STADIUS Center for Dynamical Systems, Signal Processing, and Data Analytics, Department of Electrical Engineering (ESAT), KU Leuven, 3001 Leuven, Belgium.
Department of Cellular and Molecular Medicine, KU Leuven, 3001 Leuven, Belgium.
Anal Chem. 2020 Apr 7;92(7):5240-5248. doi: 10.1021/acs.analchem.9b05764. Epub 2020 Mar 20.

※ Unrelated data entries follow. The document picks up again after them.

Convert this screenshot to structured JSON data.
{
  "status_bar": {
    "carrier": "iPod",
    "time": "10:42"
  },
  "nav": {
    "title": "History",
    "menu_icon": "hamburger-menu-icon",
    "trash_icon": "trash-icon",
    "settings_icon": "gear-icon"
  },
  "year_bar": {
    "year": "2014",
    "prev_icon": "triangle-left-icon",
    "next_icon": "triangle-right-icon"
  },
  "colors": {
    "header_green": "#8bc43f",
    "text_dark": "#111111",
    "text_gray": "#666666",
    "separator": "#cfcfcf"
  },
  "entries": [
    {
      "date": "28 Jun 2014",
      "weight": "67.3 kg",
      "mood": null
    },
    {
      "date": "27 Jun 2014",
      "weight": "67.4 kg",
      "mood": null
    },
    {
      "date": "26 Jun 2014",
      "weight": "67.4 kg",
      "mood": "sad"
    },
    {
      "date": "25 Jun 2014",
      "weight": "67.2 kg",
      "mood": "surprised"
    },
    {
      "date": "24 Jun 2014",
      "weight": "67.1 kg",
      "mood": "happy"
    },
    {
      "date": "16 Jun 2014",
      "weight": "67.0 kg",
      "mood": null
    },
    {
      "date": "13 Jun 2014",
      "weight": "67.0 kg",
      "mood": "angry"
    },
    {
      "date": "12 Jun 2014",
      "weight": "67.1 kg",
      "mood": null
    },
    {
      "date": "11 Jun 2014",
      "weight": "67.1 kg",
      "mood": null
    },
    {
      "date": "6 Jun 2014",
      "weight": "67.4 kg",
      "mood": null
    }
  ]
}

Mass spectrometry imaging (MSI) is a promising technique to assess the spatial distribution of molecules in a tissue sample. Nonlinear dimensionality reduction methods such as Uniform Manifold Approximation and Projection (UMAP) can be very valuable for the visualization of the massive data sets produced by MSI. These visualizations can offer us good initial insights regarding the heterogeneity and variety of molecular patterns present in the data, but they do not discern which molecules might be driving these observations. To prioritize the /-values associated with these biochemical profiles, we apply a bidirectional dimensionality reduction approach taking into account both the spectral and spatial information. The results show that both sources of information are instrumental to get a more comprehensive view on the relevant /-values and can support the reliability of the results obtained using UMAP. We illustrate our approach on heterogeneous pancreas tissues obtained from healthy mice.
质谱成像(MSI)是一种很有前途的技术,可以评估组织样本中分子的空间分布。非线性降维方法,如一致流形逼近和投影(UMAP),对于可视化 MSI 产生的大量数据集非常有价值。这些可视化可以为我们提供有关数据中存在的分子模式异质性和多样性的良好初步见解,但它们无法辨别哪些分子可能导致了这些观察结果。为了优先考虑与这些生化特征相关的 p 值,我们应用了一种考虑光谱和空间信息的双向降维方法。结果表明,这两种信息来源对于更全面地了解相关 p 值都很重要,并可以支持使用 UMAP 获得的结果的可靠性。我们在从健康小鼠获得的异质胰腺组织上展示了我们的方法。